Past studies have documented high rates of asthma symptoms among WTC responders. However, a comparison of these increased rates of asthma among responders to the general population had not been done before.

Charlotte Wihlborg, RN, clinical program manager at Vivo Health Work Well in Lake Success, N.Y., part of the North Shore-LIJ Health System, was a clinical research manager for the 2002 study. While working on the research, Wihlborg worked on a second study in which she was responsible for managing the clinical operation of the Staten Island satellite program of the Mount Sinai WTC Health Program, opened in January 2009 to facilitate the monitoring and treatment of WTC responders living in the borough.

"I was actively involved in the screening and monitoring of patients as per the program guidelines, including the administering of baseline and periodic questionnaires, the performance of pulmonary function testing and obtaining necessary blood and urine sampling as per the program's designated protocol," Wihlborg said. "My team and I actively collected program data utilizing the approved questionnaires for the monitoring study. The Staten Island team of nurses and physicians also provided follow-up treatment in the Medical Monitoring Treatment Program for responders when post evaluations were found to have noted abnormalities."

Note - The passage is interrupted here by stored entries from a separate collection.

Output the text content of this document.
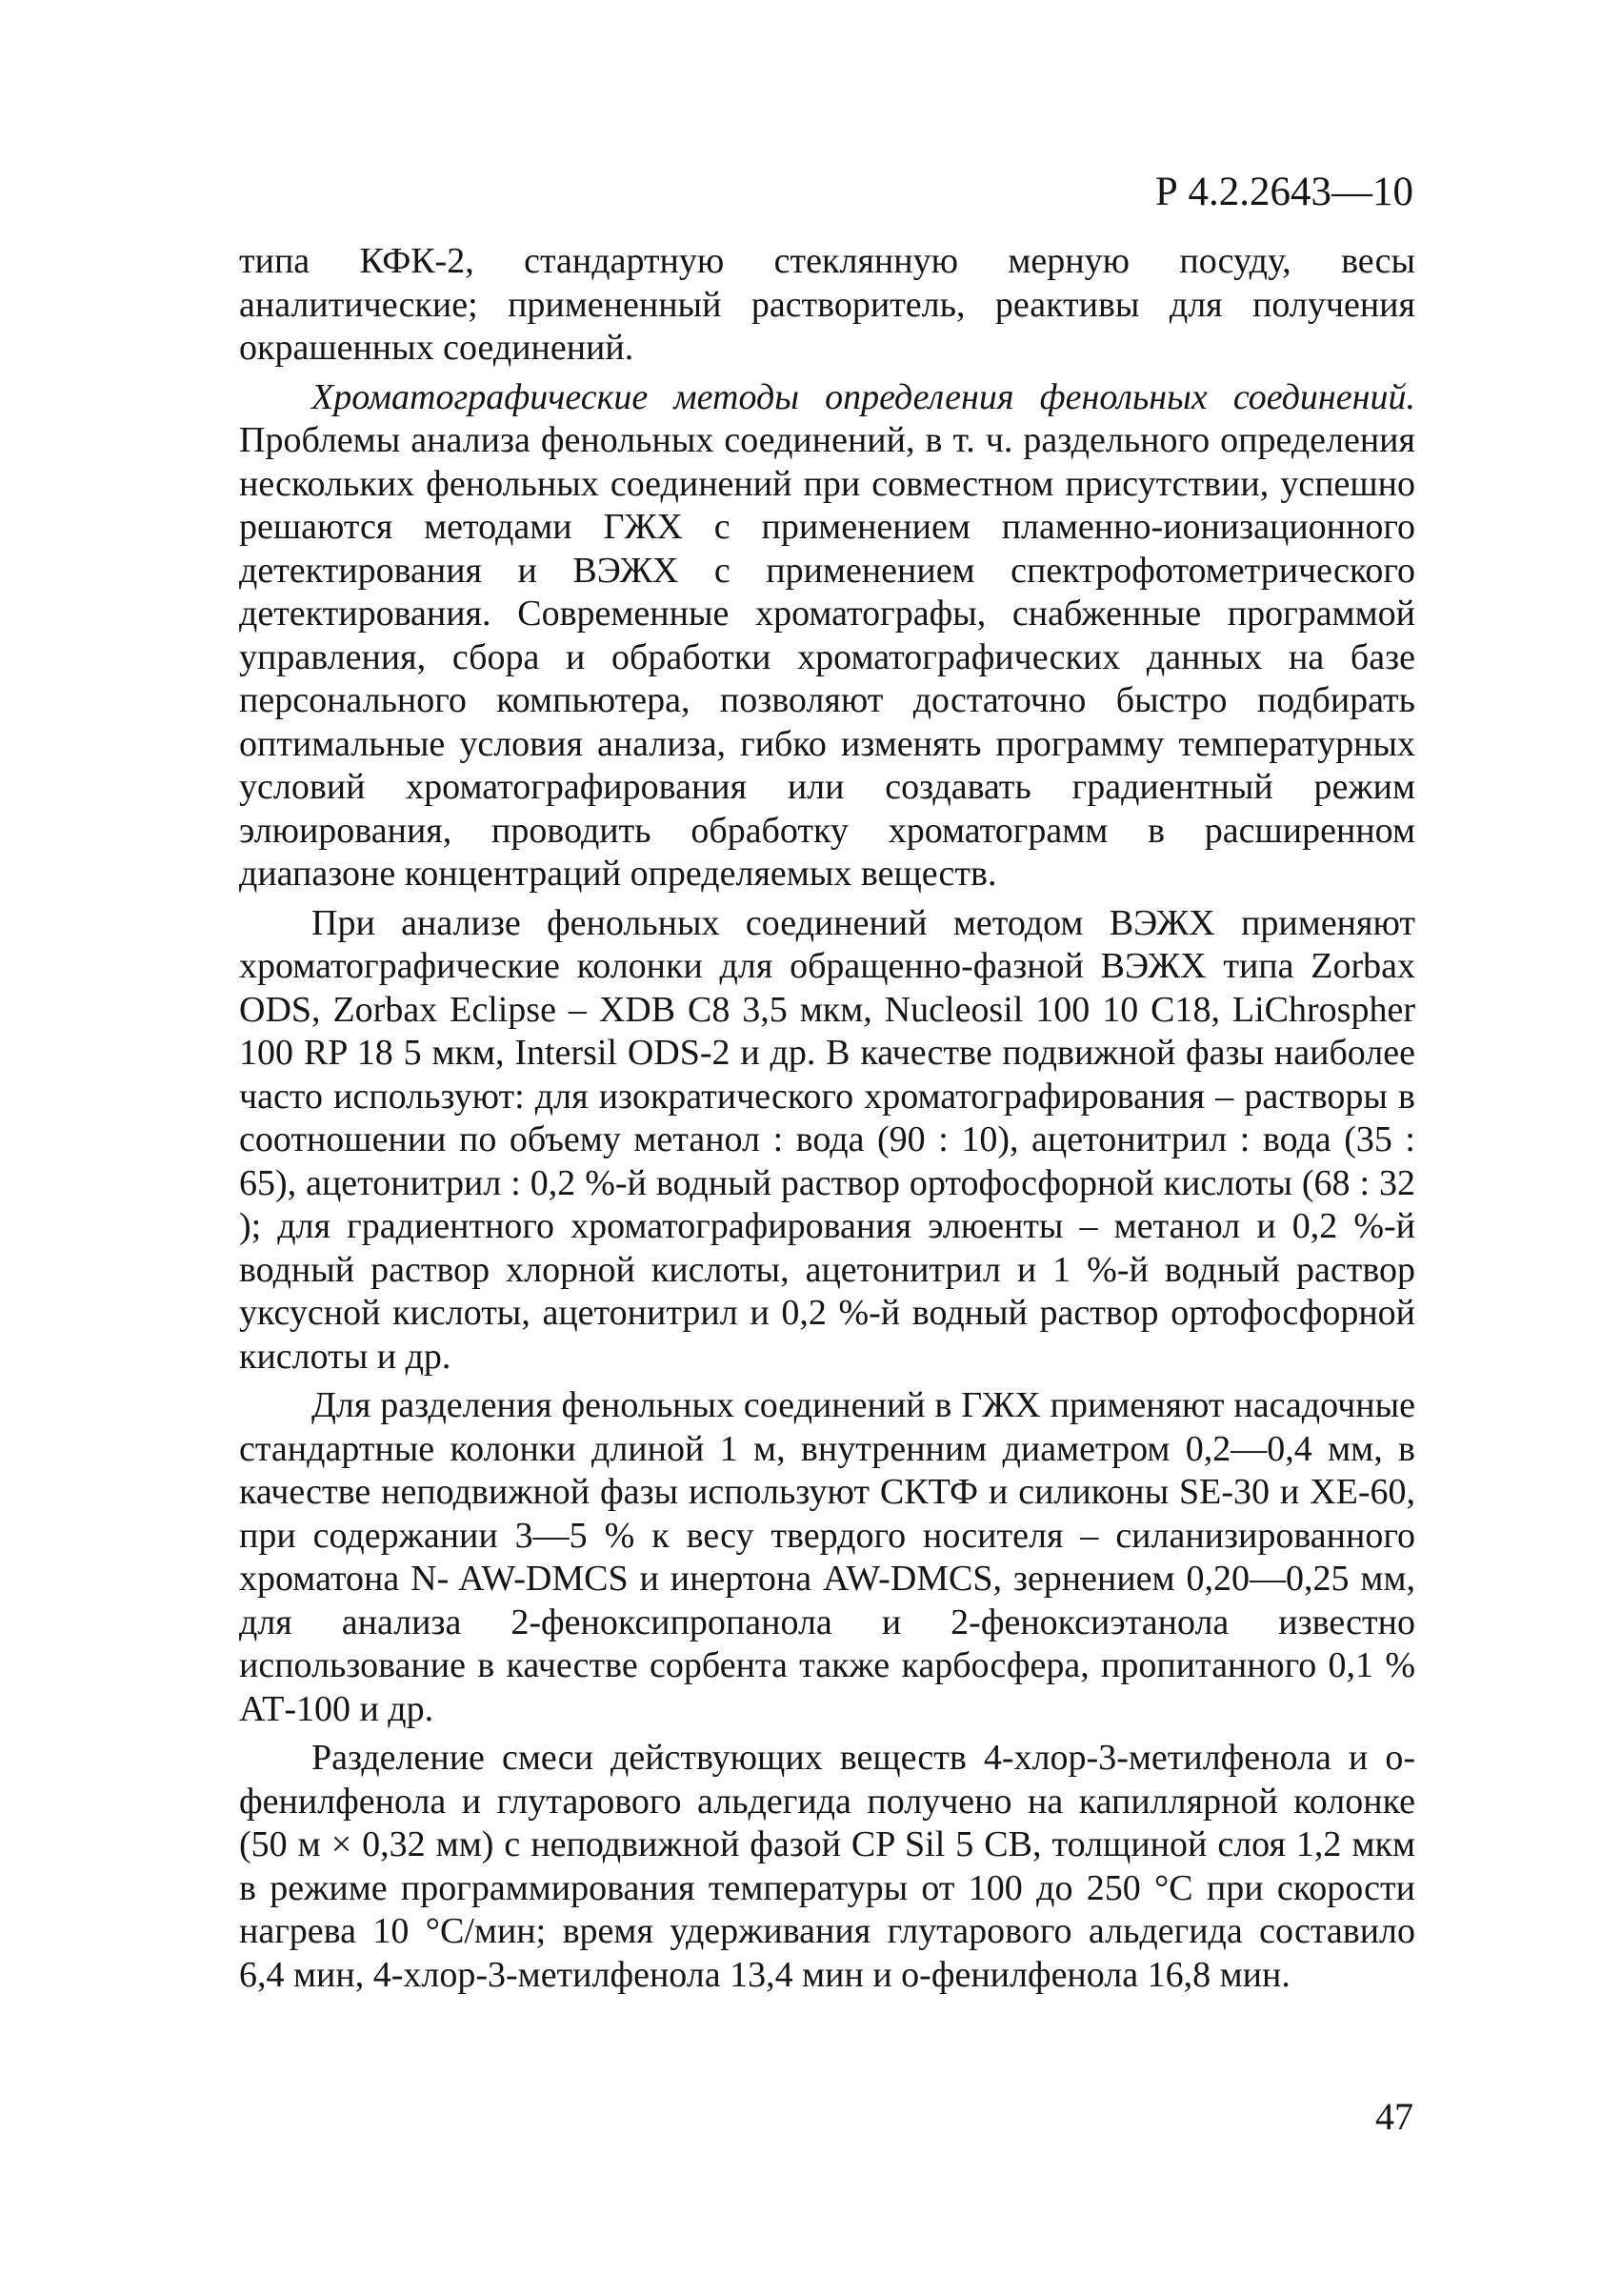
Р 4.2.2643—10

типа КФК-2, стандартную стеклянную мерную посуду, весы аналитические; примененный растворитель, реактивы для получения окрашенных соединений.

Хроматографические методы определения фенольных соединений. Проблемы анализа фенольных соединений, в т. ч. раздельного определения нескольких фенольных соединений при совместном присутствии, успешно решаются методами ГЖХ с применением пламенно-ионизационного детектирования и ВЭЖХ с применением спектрофотометрического детектирования. Современные хроматографы, снабженные программой управления, сбора и обработки хроматографических данных на базе персонального компьютера, позволяют достаточно быстро подбирать оптимальные условия анализа, гибко изменять программу температурных условий хроматографирования или создавать градиентный режим элюирования, проводить обработку хроматограмм в расширенном диапазоне концентраций определяемых веществ.

При анализе фенольных соединений методом ВЭЖХ применяют хроматографические колонки для обращенно-фазной ВЭЖХ типа Zorbax ODS, Zorbax Eclipse – XDB C8 3,5 мкм, Nucleosil 100 10 C18, LiChrospher 100 RP 18 5 мкм, Intersil ODS-2 и др. В качестве подвижной фазы наиболее часто используют: для изократического хроматографирования – растворы в соотношении по объему метанол : вода (90 : 10), ацетонитрил : вода (35 : 65), ацетонитрил : 0,2 %-й водный раствор ортофосфорной кислоты (68 : 32 ); для градиентного хроматографирования элюенты – метанол и 0,2 %-й водный раствор хлорной кислоты, ацетонитрил и 1 %-й водный раствор уксусной кислоты, ацетонитрил и 0,2 %-й водный раствор ортофосфорной кислоты и др.

Для разделения фенольных соединений в ГЖХ применяют насадочные стандартные колонки длиной 1 м, внутренним диаметром 0,2—0,4 мм, в качестве неподвижной фазы используют СКТФ и силиконы SE-30 и XE-60, при содержании 3—5 % к весу твердого носителя – силанизированного хроматона N- AW-DMCS и инертона AW-DMCS, зернением 0,20—0,25 мм, для анализа 2-феноксипропанола и 2-феноксиэтанола известно использование в качестве сорбента также карбосфера, пропитанного 0,1 % АТ-100 и др.

Разделение смеси действующих веществ 4-хлор-3-метилфенола и о-фенилфенола и глутарового альдегида получено на капиллярной колонке (50 м × 0,32 мм) с неподвижной фазой CP Sil 5 CB, толщиной слоя 1,2 мкм в режиме программирования температуры от 100 до 250 °С при скорости нагрева 10 °С/мин; время удерживания глутарового альдегида составило 6,4 мин, 4-хлор-3-метилфенола 13,4 мин и о-фенилфенола 16,8 мин.

47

The study population consisted of more than 20,000 responders who received medical screenings from July 2002 to December 2007 in the WTC Medical Monitoring and Treatment Program. Researchers compared the results with data on more than 200,000 adults from the National Health Interview Surveys of the general population for 2000 and 2002-2007. World Trade Center-related data were collected by researchers at the Data and Coordination Center at the Mount Sinai School of Medicine.

Eighty-six percent of WTC responders in this study population were men, and the average duration of work at the WTC sites was 80 days. Forty-two percent of study participants were uniformed and other law enforcement and protective service workers. Other occupations of responders included construction workers and installation, maintenance and repair workers, along with transportation and material-moving workers, who were essential to service restoration, debris removal and cleanup efforts.

When looking at asthma symptoms and attacks that have occurred in the past 12 months, researchers found 6.3% of WTC responders reported asthma symptoms or attacks, while only 3.7% of the U.S. general population reported asthma symptoms or attacks. The asthma rates remained stable among the general population during the entire period, but there were large increases in 12-month asthma rates among WTC responders from 2000-2005. When comparing asthma rates of WTC responders in 2000 (one year before 9/11) with 2005, the 12-month asthma rate increased by 40 times. Furthermore, when comparing 2002 (one year after 9/11) with 2005, the 12-month asthma rate doubled among WTC responders.

Wihlborg's husband, a New York City police officer, was a first responder during 9/11 and is a subject in the original and subsequent studies. She agrees continued monitoring is crucial. "My husband's annual monitoring and treatment visits to the Mount Sinai program give me peace of mind that there is someone looking out for him," she said. Wihlborg said North Shore-LIJ Health System is embarking on a WTC monitoring and treatment program to bring care to first responders who live in Queens.